What does adding a certificate to a digital-signature login protocol get you?
Alice's public key no longer has to be pre-shared — she presents a certificate signed by a CA Bob trusts, and Bob extracts pk_Alice from it.
Setup: Alice has sk_Alice and a certificate (issued by a CA). Bob trusts a root CA, but doesn't need to know Alice in advance.
Login:
- Alice → Bob:
"I'm Alice",Zertifikat (contains pk_Alice). - Bob: validate the certificate (signature, validity period, revocation). Extract
pk_Alice. - Bob → Alice: random
challenge. - Alice → Bob:
SIGN(sk_Alice, challenge). - Bob:
VERIFY(pk_Alice, challenge, signature). OK / NOK.
Why certificates matter: without them, Bob would have to maintain a database of every user's public key, established out-of-band. Certificates outsource that to a CA, so any user with a valid cert from a trusted CA can authenticate to Bob — no pre-registration needed.
Examples:
- TLS server authentication (the inverse direction — server presents cert to client).
- TLS client certificates — banks, government services, enterprise VPNs.
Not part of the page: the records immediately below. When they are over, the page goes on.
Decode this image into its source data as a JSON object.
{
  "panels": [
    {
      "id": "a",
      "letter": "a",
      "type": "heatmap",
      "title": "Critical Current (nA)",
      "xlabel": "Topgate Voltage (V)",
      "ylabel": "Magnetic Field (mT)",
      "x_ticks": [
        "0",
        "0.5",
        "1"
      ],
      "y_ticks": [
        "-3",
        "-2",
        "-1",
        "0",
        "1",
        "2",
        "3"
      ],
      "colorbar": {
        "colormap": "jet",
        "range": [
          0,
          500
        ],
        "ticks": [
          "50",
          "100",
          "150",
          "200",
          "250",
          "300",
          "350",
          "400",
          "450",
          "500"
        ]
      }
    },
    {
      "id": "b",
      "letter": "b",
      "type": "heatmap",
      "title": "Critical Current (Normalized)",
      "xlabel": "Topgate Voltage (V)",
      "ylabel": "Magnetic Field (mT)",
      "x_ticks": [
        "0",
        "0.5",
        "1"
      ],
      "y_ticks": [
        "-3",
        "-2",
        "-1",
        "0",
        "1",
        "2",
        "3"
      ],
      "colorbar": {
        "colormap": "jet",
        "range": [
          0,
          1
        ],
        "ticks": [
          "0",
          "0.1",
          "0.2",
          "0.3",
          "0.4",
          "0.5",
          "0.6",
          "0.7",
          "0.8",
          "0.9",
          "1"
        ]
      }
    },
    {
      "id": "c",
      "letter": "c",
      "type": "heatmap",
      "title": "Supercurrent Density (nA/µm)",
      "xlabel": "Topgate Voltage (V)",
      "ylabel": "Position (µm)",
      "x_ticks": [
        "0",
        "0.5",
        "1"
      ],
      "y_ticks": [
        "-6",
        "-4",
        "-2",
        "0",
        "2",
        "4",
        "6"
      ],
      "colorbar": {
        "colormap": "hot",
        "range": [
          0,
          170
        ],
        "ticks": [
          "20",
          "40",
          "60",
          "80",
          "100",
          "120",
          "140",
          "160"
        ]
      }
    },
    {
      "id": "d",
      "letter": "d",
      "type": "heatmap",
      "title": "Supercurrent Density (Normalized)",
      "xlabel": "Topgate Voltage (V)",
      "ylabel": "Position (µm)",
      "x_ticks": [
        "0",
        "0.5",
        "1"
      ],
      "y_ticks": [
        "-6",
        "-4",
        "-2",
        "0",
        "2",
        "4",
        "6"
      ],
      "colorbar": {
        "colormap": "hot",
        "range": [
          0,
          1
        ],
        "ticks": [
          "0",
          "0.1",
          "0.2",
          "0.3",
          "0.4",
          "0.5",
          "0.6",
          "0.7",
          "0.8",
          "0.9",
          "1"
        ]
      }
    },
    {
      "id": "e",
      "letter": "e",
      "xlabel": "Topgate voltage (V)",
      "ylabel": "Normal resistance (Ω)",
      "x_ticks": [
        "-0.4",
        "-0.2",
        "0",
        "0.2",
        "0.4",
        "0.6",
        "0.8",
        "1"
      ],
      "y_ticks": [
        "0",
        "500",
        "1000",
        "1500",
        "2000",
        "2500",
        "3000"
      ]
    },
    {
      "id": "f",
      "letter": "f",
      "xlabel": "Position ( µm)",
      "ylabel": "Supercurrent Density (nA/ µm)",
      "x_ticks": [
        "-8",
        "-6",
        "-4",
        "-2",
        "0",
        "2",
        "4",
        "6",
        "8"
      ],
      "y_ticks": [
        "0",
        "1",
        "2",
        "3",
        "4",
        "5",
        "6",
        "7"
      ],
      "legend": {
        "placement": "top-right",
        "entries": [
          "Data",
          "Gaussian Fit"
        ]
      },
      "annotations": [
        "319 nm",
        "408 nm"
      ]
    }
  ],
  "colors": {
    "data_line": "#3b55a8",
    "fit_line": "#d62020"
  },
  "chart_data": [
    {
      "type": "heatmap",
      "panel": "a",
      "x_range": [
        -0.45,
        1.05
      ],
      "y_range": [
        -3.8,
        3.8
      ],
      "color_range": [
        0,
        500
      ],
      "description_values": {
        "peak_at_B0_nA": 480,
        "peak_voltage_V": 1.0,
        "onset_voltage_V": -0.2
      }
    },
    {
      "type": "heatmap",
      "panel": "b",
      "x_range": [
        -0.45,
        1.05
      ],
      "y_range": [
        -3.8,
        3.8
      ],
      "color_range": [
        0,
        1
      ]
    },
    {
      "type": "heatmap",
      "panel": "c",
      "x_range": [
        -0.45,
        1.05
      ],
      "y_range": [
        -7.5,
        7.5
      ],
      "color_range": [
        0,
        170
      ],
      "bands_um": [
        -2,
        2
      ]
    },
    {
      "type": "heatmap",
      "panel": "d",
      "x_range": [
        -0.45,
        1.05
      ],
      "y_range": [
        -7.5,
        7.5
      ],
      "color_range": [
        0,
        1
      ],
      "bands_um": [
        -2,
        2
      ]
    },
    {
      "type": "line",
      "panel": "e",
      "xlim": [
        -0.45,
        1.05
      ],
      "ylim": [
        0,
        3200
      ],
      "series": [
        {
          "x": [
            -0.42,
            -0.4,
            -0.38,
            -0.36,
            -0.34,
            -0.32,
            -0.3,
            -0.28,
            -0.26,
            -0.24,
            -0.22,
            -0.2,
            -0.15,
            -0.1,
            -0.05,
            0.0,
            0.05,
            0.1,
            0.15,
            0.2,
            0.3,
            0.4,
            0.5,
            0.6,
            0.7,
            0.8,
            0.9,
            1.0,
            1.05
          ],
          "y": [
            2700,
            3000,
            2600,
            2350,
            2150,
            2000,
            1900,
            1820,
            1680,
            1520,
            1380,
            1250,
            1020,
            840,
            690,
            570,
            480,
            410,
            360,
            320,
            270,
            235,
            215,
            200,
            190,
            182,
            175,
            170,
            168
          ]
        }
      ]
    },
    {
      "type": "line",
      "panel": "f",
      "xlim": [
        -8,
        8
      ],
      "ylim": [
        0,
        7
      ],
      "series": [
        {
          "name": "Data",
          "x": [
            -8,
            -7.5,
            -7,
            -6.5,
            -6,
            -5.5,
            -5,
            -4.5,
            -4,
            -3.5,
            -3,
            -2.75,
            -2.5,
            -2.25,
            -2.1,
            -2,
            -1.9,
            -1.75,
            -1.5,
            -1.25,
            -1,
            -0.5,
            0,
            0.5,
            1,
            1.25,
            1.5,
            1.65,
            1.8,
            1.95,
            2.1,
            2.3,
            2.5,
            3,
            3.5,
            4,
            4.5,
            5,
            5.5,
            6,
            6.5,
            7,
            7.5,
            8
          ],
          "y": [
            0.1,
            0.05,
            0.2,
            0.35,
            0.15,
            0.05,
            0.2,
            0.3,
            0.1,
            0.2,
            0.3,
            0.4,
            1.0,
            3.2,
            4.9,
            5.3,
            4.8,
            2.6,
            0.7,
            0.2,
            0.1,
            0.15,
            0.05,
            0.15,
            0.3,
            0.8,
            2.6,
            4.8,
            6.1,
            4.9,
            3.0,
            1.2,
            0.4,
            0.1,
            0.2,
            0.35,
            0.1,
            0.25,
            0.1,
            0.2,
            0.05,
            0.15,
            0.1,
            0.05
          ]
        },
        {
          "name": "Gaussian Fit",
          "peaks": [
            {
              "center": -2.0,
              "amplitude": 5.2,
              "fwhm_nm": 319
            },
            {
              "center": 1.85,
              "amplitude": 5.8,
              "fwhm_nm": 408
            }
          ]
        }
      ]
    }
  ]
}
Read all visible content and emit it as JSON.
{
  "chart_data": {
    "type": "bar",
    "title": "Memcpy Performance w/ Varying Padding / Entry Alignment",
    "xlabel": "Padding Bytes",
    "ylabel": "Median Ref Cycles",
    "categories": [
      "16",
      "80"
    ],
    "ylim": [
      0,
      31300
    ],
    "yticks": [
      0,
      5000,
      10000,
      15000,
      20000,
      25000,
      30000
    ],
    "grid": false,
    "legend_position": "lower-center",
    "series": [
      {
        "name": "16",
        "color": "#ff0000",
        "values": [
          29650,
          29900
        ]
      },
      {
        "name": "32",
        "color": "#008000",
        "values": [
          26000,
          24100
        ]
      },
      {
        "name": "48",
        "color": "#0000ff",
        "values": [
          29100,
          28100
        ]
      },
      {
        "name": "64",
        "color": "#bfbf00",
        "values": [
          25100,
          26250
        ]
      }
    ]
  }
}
- SmartID, Suisse ID, Estonian eID — national PKI authentication.
Caveats:
- Bob must check the cert is not expired and not revoked (CRL / OCSP).
- The CA's trust is now load-bearing — if a CA is breached, every cert it ever issued is suspect.
- Certificate Transparency logs (since 2016) help detect mis-issuance.
Tip: Most users encounter certificate-based login as their bank's "card reader" (a smartcard holding the cert + sk) — and they don't realise that's what it is.